Großer Sound für kleines Geld?
Wer anfangen möchte, das Schlagzeug spielen zu lernen, landet schnell bei E-Drums. Anschließend steht man vor einer unübersichtlichen Auswahl an Kits. Zwischen Roland, Alesis, Millenium und Co. gibt es Unterschiede – nicht nur beim Klang, sondern auch in der Verarbeitung, im Spielgefühl und in der Ausstattung. In diesem Vergleichstest widmen wir uns gezielt den Einsteiger-Sets unter 800,- Euro und schauen, welches Kit für wen am besten geeignet ist.
Inhaltsverzeichnis
Das Mindest-Budget
Es mag komisch klingen, aber für das Erlernen eines Instruments braucht es ein Instrument – und kein Spielzeug. Und leider kosten Instrumente nun mal Geld.

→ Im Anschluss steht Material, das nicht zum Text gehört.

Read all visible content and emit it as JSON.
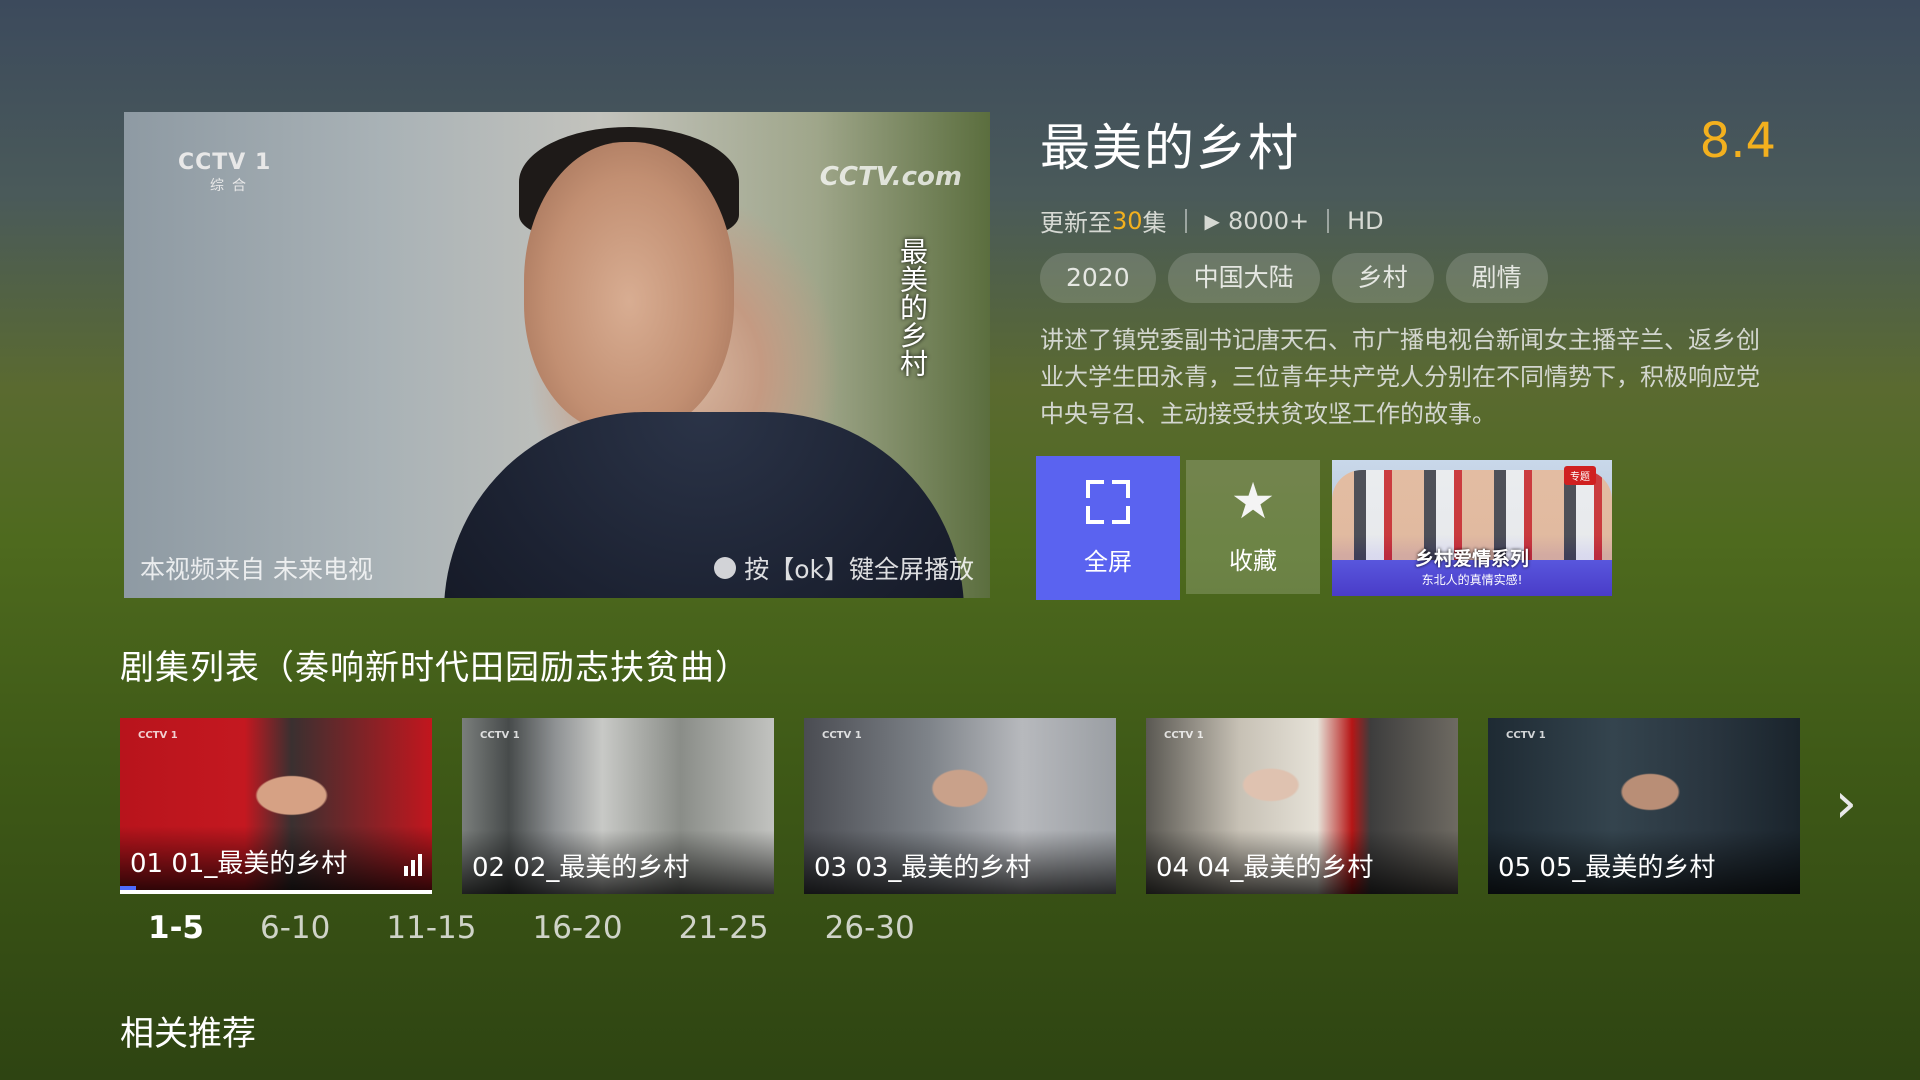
{
  "player": {
    "channel_logo": "CCTV 1",
    "channel_sub": "综合",
    "watermark": "CCTV.com",
    "vertical_title": "最美的乡村",
    "source_text": "本视频来自 未来电视",
    "hint_text": "按【ok】键全屏播放"
  },
  "show": {
    "title": "最美的乡村",
    "score": "8.4",
    "update_prefix": "更新至",
    "update_count": "30",
    "update_suffix": "集",
    "play_count": "8000+",
    "quality": "HD",
    "tags": [
      "2020",
      "中国大陆",
      "乡村",
      "剧情"
    ],
    "description": "讲述了镇党委副书记唐天石、市广播电视台新闻女主播辛兰、返乡创业大学生田永青，三位青年共产党人分别在不同情势下，积极响应党中央号召、主动接受扶贫攻坚工作的故事。"
  },
  "actions": {
    "fullscreen_label": "全屏",
    "favorite_label": "收藏",
    "promo_title": "乡村爱情系列",
    "promo_subtitle": "东北人的真情实感!",
    "promo_badge": "专题"
  },
  "episodes": {
    "section_title": "剧集列表（奏响新时代田园励志扶贫曲）",
    "items": [
      {
        "label": "01 01_最美的乡村"
      },
      {
        "label": "02 02_最美的乡村"
      },
      {
        "label": "03 03_最美的乡村"
      },
      {
        "label": "04 04_最美的乡村"
      },
      {
        "label": "05 05_最美的乡村"
      }
    ],
    "ranges": [
      "1-5",
      "6-10",
      "11-15",
      "16-20",
      "21-25",
      "26-30"
    ],
    "active_range": "1-5"
  },
  "related": {
    "title": "相关推荐"
  },
  "colors": {
    "accent": "#5a63f0",
    "score": "#f3b01e"
  }
}
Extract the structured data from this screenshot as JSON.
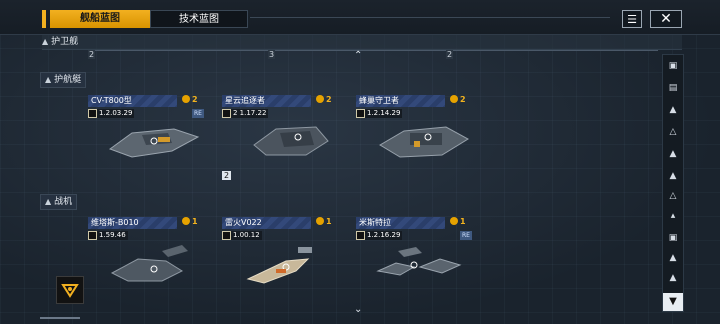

Ein E-Drums-Set besteht aus einem Rack, Pads mit Sensoren, einem Modul und der passenden Software. Besonders das Umwandeln der physischen Eingabe in akustische Sounds ist ein komplexer Prozess. Deshalb bleiben gute E-Drum-Sets immer teurer als gleichwertige akustische Konkurrenten.
E-Drums bis 800,- Euro: Bewertungsgrundlage
Um E-Drum-Kits zu bewerten und zu vergleichen, sollte zunächst ein Grundverständnis dafür vorhanden sein, welche Parameter überhaupt wichtig sind. Ich konzentriere mich dabei auf die Verarbeitung, die Ausstattung, den Klang und die Ansprache.
Zur Ansprache gehören auch die sogenannten Zonen. Diese simulieren die unterschiedlichen Sounds, die aus einem Drumset herausgeholt werden können. Bei einem Ride-Becken sind das zum Beispiel Edge, Bow und Bell. Besitzt ein Pad eines E-Drumsets jedoch nur zwei Zonen, muss auf eine der drei Spielweisen verzichtet werden. Das lässt die Simulation weniger echt wirken und schränkt beim Üben ein.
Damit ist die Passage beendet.